Looking at the most recent developments in user interfaces, it seems like the next steps in human-technology interaction will be aimed towards making the approach even closer and more direct. If we keep dragging inspiration from sci-fi, the ideal machines of the future would be those capable of communicating with us just like other people.
Can voice recognition replace keyboards?
It depends on what the end user needs to get done. When it comes to functions such as researching information and giving simple commands, it clearly can.
Voice search is rapidly growing in popularity as text-to-speech technologies improve, with research indicating that fifty-percent of consumers are using voice search more frequently now than they did 12 months ago. (Source: ‘What’s Next in Search?‘—Anne Ahola Ward)

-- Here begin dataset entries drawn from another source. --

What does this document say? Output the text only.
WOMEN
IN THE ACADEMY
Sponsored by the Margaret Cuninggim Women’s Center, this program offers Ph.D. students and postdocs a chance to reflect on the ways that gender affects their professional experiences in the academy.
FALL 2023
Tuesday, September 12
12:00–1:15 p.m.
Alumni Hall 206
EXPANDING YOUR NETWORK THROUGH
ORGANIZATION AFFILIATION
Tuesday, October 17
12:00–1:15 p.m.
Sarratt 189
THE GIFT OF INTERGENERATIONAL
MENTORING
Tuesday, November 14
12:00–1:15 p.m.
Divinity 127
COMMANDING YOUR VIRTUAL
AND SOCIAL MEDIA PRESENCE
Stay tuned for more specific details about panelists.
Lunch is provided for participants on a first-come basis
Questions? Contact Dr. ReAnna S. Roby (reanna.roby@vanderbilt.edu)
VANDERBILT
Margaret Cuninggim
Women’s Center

Looking at the size and design of some of the most modern technology interfaces, such as the iWatch, many of them don't even have enough room for a keyboard. Voice recognition software will have to improve quickly in order to allow good and fluid communication between these devices and their users.
"The conversational paradigm is more social, and therefore less technologic. We use humane verbs like “add”, “invite”, “contact”, “mute”, “block”, and “message”. The language of conversation is more accessible to a broader audience, which will in turn accelerate the adoption of conversational agents faster than we saw with desktop apps." (Source: Chris Mesina)
Interfaces that act like humans, like artificially intelligent chatbots, are also capable of creating emotional bonding, unlike most graphic interfaces.
On top of that, a recent study by Stanford University proved that voice recognition software has finally become faster than humans at typing messages.
Google Home and Alexa are two good examples of devices that use voice recognition to make life more convenient and fun.
They can do lots of stuff already. True, sometimes they still disappoint, but their responses can also be surprisingly accurate or witty.
Starting in December 2016, Google is opening Home to third-party developers so they can help the device learn more things. Third parties can also teach new skills to Alexa and soon, maybe, to Cortana. There seems to be a trend.
But there are many unsolved challenges ahead
Human languages are incredibly complex and nuanced. One thing is the literal meaning of a word, but contextualising it and understanding the real intention behind it depending on the mood or tone is far more difficult.
Poor bots, even some humans struggle with things like sarcasm!
Read more: Can a computer pass for a human? The Turing Test.
And sarcasm isn't the only issue. We just don't type like we talk. When using voice commands, we start doing odd things such as thanking the machine or speaking to it like we would to another person. This different behaviour has to be taken into account when programming VR interfaces.
There is an adorably polite 86-year-old lady who didn't even need a human-like interface to type "please" and "thank you" on a Google search query.
The list of potential challenges is long. Consider Spanglish. The interface that seems to be doing the best job in this particular field so far is OK Google, because it can learn new words based on how often they're used in particular areas.
“It’s something that we know it happens in places like Texas, and other places around the world, like Hong Kong.” “[...] places like Austin or California, where Spanish words are used in street and restaurant names.” (Ignacio López Moreno, developer at Google)
Both Google Now and Siri are far from understanding proper Spanglish, but the first one does a better job at recognising the name of a Spanish person in the contact list or the name of a street or restaurant named after something in Spanish. That’s because every search becomes part of OK Google’s huge database.
The goal is to optimise the system to suit the needs of the majority of users.
As one final downside, most users argue that even if voice recognition can be convenient for simple tasks and to interact with technology in some cases, it will never replace keyboards for activities that need precision. For example, programming.
Imagine giving voice commands to write code. Yes, that's right. Not going to happen.